第2-5話 レオの6歳の誕生日
「誕生日の事なんですけど……」
トリーシャはレオが眠った隙に、セオドアにコソコソっと聞いてみる。
「ん?誕生日?ふふ……貴方の好きそうな物は全て発注済みですよ。
プレゼント楽しみにしていてくださいね。
私も毎日貴女の生誕を共に祝える日を楽しみにしているんです」
「私の生誕…………って私のじゃないですよ!
私の誕生日なんて半年も先じゃ無いですか!
レオのに決まっているでしょう!」
トリーシャはセオドアの僅かに微笑んだ得意げな顔に、呆れ顔で返す。
来月はレオの6歳の誕生日。
去年までは両親も揃っていた。
もちろんトリーシャもお祝いしてあげていたが、アイバン公爵家の将来の跡取り様の誕生日とあって参加人数が多い。

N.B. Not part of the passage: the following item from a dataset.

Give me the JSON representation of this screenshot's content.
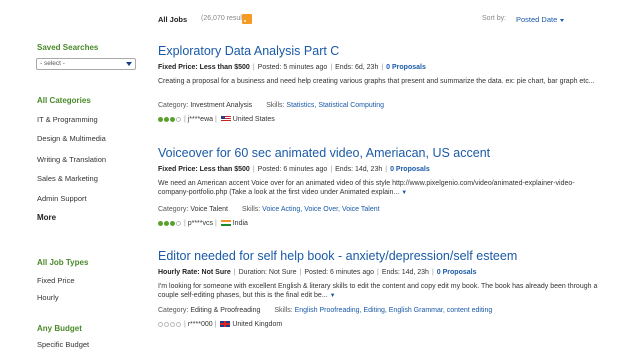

公爵家側の招待客だらけで正直に言って可愛い甥っ子に一声かけてプレゼントを渡すのが精一杯だった。
トリーシャは毎年殆ど壁の花だった。
声を掛けてくる男性は何人かいたけど、トリーシャのベールに隠された瞳を見ると愛想笑いを浮かべて立ち去っていた。
周囲がトリーシャを見てヒソヒソと囁いているのが分かるから、いつも直ぐにひと気の無い所に逃げていたっけ。
セオドアもいたはずだけど、トリーシャはその頃は目立たない様にするのが精一杯で、セオドアの顔もよく見てなかったな。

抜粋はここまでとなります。